“It’s most extraordinary,” prattled on Mrs. Davison, who was evidently, poor lady, delighted to have someone to break the monotony of the life which her daughter obliged her to lead, “that Rachel should have developed a talent for design, for there has never been any sort of artistic ability in the family, on either side. But I suppose when a girl is very clever, like my Rachel, her talent develops in any direction where it is most wanted.”
To this theory Gerard could only make a somewhat vague reply, and Mrs. Davison laughed a little and apologized for talking about nothing but her children.
“But,” went on the simple-hearted lady with feeling, “really the way in which my daughter has changed everything for us by her own strong will and her own exertions, is to me a marvel which shuts out everything else from my mind.”

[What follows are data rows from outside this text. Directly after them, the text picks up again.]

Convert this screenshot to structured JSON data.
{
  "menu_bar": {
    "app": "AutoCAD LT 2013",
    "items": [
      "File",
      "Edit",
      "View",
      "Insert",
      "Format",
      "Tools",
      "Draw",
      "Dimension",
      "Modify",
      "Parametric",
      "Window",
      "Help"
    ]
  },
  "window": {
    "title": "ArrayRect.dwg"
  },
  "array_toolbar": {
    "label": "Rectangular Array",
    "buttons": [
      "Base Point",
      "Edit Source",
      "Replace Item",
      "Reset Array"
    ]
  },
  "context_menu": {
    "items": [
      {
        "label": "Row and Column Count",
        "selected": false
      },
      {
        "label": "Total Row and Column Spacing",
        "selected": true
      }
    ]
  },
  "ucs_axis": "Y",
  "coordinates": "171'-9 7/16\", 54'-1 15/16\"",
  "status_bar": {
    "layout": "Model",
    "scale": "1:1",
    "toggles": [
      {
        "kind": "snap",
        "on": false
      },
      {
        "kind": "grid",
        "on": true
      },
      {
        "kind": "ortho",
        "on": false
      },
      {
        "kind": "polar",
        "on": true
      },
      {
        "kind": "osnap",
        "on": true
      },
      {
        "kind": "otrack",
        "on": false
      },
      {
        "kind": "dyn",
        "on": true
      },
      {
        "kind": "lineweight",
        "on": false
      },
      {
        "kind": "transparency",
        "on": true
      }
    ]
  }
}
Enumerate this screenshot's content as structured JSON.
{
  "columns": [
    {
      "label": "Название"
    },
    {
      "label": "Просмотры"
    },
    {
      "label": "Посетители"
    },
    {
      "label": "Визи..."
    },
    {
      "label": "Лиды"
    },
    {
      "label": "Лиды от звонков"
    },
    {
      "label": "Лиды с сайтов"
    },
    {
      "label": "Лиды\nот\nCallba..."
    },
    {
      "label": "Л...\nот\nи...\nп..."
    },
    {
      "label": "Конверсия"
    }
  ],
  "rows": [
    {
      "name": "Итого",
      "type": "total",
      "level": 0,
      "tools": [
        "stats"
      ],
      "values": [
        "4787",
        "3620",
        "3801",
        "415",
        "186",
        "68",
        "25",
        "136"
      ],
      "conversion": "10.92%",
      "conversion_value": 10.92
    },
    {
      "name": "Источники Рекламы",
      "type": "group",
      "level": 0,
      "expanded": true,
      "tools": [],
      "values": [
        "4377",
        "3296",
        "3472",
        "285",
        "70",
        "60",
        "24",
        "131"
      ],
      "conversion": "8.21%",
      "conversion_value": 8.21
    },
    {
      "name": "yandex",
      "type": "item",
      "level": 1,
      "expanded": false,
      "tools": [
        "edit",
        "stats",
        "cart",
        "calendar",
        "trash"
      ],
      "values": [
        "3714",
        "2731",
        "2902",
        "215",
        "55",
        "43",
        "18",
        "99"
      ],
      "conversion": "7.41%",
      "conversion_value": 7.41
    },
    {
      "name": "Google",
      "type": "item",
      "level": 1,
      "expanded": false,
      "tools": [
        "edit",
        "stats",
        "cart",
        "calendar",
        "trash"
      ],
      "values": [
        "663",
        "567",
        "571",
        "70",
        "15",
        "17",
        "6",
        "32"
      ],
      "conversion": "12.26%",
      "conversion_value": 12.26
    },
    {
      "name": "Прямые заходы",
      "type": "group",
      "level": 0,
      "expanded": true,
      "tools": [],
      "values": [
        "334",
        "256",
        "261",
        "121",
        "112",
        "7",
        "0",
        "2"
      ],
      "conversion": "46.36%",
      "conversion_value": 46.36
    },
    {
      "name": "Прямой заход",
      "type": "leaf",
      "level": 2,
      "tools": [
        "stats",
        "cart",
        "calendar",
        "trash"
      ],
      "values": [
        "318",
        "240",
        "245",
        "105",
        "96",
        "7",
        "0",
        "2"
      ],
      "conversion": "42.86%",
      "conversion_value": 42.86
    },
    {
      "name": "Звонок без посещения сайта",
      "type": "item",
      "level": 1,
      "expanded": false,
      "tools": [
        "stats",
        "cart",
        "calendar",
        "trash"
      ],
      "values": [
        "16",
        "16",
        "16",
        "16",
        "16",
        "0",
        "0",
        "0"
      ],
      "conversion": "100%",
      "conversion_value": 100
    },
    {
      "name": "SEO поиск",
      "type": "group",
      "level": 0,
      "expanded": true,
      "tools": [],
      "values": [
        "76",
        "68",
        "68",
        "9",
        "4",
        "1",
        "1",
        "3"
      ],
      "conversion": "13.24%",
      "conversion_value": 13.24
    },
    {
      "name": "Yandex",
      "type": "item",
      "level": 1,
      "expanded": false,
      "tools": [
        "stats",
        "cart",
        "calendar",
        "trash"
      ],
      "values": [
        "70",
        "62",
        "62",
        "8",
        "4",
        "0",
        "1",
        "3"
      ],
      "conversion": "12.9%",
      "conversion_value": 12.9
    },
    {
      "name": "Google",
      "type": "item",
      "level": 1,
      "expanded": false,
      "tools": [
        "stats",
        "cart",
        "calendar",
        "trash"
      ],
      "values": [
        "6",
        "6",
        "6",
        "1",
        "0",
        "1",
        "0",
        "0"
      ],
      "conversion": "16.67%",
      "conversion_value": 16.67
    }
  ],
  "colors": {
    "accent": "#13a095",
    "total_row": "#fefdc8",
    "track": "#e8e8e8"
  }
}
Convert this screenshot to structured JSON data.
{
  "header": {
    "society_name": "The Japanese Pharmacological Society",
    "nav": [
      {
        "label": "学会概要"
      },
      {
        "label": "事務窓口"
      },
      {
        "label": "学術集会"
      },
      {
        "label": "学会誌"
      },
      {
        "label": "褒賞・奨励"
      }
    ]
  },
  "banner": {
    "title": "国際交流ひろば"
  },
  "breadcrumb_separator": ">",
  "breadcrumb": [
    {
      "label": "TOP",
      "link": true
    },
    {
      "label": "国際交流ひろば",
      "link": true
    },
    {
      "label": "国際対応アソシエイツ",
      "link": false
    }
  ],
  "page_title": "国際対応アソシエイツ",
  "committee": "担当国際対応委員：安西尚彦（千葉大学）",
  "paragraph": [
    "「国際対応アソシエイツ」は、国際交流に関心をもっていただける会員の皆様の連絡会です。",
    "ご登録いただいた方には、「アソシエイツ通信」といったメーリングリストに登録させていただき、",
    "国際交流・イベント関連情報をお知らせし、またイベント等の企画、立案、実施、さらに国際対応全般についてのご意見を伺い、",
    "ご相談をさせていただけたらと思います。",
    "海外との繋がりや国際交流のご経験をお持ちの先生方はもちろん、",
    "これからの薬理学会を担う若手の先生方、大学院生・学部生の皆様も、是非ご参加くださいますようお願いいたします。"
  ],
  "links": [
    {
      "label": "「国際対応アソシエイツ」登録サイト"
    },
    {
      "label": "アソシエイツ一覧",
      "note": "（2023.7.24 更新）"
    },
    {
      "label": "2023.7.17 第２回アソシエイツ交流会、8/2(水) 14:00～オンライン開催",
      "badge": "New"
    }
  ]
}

He congratulated her, and had tea with her, and enjoyed the society of the simple old gentle-woman, with a strange undefined hope in his mind all the while that Rachel, the brilliant, the puzzling, the mysterious, would some day develop upon the same lines, if with greater breadth of view and intelligence, as this kindly and feminine personality.
Mrs. Davison let him go with evident regret and begged him to call on Lady Jennings and to give Rachel her love.
Gerard received this tender message with a pang. It seemed to him to argue more mystery, and more undesirable secrecy, about Rachel’s mode of life, that her mother should not dare to go up to London to see her elder daughter, but should confide her messages to a chance visitor.
He went back to town uneasier than ever about the girl whom, in spite of all that he had learned, he began to think that he admired more than ever.
He had discovered beyond a doubt that she was capable of elaborate deceit, that she was pursuing some calling of which her relations and friends knew nothing; and yet, while he remembered the incident of the flashing ornament, and the further incident of the unknown man, he felt that he could not give her up, that he must find her out and know the truth about her.
It was a few days after his visit to Brighton, and while he was debating how soon he might venture to call again upon Lady Jennings, and whether he should find Rachel there if he did, when he saw, one afternoon in Bond Street, a victoria waiting outside a shop. Leaning back in it was a beautifully dressed woman whom he recognized, even before he got near enough to see her face, as Rachel Davison.
She was dressed in écru-colored lace over pale pink, and her sunshade matched her gown. A hat of pale pink with écru-colored outstanding feathers completed an elaborate and handsome toilet.